Abstract: Pressure Ulcer Prevention in High-Risk Post-Operative Cardiovascular Surgery Patients (WOCN Society 41st Annual Conference (June 6- June 10, 2009))

3445 Pressure Ulcer Prevention in High-Risk Post-Operative Cardiovascular Surgery Patients

Teresa McKenney, RN, BA, CWOCN , St. Joseph Hospital, WOCN, Lexington, KY
Brian Merrick, RN , St. Joseph Hospital, Clinical Manager of CTVU, Lexington
Melissa Jackson, RN , St. Joseph Hospital, Unit Manager of CTVU, Lexington, KY
Tamara LeMaster, RN , St. Joseph Hospital, Clinial Manager of CTVU, Lexington
Jennifer Drumm, RN, MSN, Clinical, Nurse, Specialist , St. Joseph Hospital, Clinical Nurse Specialist, Lexington
Catherine VanGilder, MBA, BS, MT, CCRA , Hill-Rom, Clinical Research Manager, Charleston, SC
Purpose:  There is a lack of evidence as to how to prevent pressure ulcers in severely debilitated, immobile ICU patient.  The staff of St. Joseph’s CTVU reviewed 2007 pressure ulcer patient charts, and identified common clinical conditions.  High risk criteria were developed and these patients received aggressive management to affect quality outcomes.

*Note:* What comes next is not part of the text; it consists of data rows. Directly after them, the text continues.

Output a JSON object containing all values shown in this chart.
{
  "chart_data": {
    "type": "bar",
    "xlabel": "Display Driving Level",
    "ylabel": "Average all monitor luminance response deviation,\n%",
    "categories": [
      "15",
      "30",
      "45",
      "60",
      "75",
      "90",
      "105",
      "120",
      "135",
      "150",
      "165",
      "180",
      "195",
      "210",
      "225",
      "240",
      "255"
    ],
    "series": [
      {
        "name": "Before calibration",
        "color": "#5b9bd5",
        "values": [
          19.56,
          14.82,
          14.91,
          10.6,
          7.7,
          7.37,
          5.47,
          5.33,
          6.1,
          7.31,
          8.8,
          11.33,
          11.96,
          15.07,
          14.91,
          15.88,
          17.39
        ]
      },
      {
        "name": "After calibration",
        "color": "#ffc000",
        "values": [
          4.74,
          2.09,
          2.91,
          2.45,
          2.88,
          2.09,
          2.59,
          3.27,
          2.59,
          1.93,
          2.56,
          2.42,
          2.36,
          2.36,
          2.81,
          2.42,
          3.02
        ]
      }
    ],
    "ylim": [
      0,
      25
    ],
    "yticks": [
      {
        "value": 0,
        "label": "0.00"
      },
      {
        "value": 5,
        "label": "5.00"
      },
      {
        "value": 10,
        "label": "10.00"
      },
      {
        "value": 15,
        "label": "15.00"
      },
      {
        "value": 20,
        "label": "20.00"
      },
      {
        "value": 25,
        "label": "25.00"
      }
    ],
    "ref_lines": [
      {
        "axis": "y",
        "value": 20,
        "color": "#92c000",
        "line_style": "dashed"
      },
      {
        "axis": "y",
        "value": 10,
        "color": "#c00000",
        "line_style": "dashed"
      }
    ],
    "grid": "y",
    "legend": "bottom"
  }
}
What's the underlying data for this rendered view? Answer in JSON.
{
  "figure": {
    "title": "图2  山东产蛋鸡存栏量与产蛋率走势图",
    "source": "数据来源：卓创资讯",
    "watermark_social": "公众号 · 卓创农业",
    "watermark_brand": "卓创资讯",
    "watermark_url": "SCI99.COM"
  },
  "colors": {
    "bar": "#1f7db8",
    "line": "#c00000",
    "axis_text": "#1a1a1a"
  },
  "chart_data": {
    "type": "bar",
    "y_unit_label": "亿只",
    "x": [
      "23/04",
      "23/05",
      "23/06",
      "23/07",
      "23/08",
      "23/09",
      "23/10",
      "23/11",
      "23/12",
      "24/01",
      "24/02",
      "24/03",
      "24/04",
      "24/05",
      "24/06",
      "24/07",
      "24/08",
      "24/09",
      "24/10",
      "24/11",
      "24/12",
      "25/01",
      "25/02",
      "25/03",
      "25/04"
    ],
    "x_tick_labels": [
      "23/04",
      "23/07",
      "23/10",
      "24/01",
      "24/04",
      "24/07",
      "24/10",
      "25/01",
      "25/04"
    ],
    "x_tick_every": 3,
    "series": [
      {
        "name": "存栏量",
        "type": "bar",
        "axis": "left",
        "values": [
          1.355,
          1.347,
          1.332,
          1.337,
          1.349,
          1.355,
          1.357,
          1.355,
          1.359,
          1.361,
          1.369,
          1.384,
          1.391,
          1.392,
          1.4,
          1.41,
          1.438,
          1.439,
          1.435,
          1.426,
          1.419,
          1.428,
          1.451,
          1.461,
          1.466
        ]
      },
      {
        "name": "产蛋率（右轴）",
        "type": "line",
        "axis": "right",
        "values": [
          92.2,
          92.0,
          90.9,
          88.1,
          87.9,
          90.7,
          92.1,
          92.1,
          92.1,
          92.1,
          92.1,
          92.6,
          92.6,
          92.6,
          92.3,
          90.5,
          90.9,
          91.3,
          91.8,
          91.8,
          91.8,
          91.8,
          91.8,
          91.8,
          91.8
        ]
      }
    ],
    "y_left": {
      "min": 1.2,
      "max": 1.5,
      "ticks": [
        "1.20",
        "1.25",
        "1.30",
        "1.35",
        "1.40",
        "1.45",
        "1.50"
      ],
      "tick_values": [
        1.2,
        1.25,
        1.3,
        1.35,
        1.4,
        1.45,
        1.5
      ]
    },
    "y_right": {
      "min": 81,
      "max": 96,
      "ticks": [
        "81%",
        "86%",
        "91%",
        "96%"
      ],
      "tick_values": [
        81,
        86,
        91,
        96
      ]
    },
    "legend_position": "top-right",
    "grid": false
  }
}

Objective:  To prevent pressure ulcers for high-risk post-operative cardiovascular surgery patients.   
Methods:  The retrospective analysis of 2007 charts pressure ulcer patients indicated that patients who were on high doses, and multiple vasopressors; received multiple blood products in the operating room, and were mechanically ventilated post-operatively commonly broke down.   Prevalence of nosocomial pressure ulcers was approximately 10%, and patients commonly developed severe pressure ulcers.  In order to prevent these pressure ulcers the team chose to place these patients on air fluidized therapy (AFT) beds which provides maximal emersion and envelopment.  Patients who:  1) Required vasopressors for at least 24 hours, and 2)  Required mechanical ventilation for at least 24 hours post operatively were placed.  Patients were stepped down from AFT when they were extubated, weaned off the majority of their vasopressors, and could bear weight.
Results:  During the last 7 months of process change (February 2008 though August 2008) of 28 patients meeting criteria, 27 received the AFT bed.  Only 1 patient developed a pressure ulcer while on the bed which was a Stage I ulcer.  One patient did not receive AFT as she had an open sternum/chest and was considered too unstable to be moved by the physician.  This patient developed a DTI, which became a Stage IV pressure ulcer prior to discharge. 
Conclusion:  Prevention of pressure ulcers in the severely compromised patient may require aggressive tissue off-loading using specialty beds that minimizes interface pressure and shear; however, more data is needed to confirm these initial findings.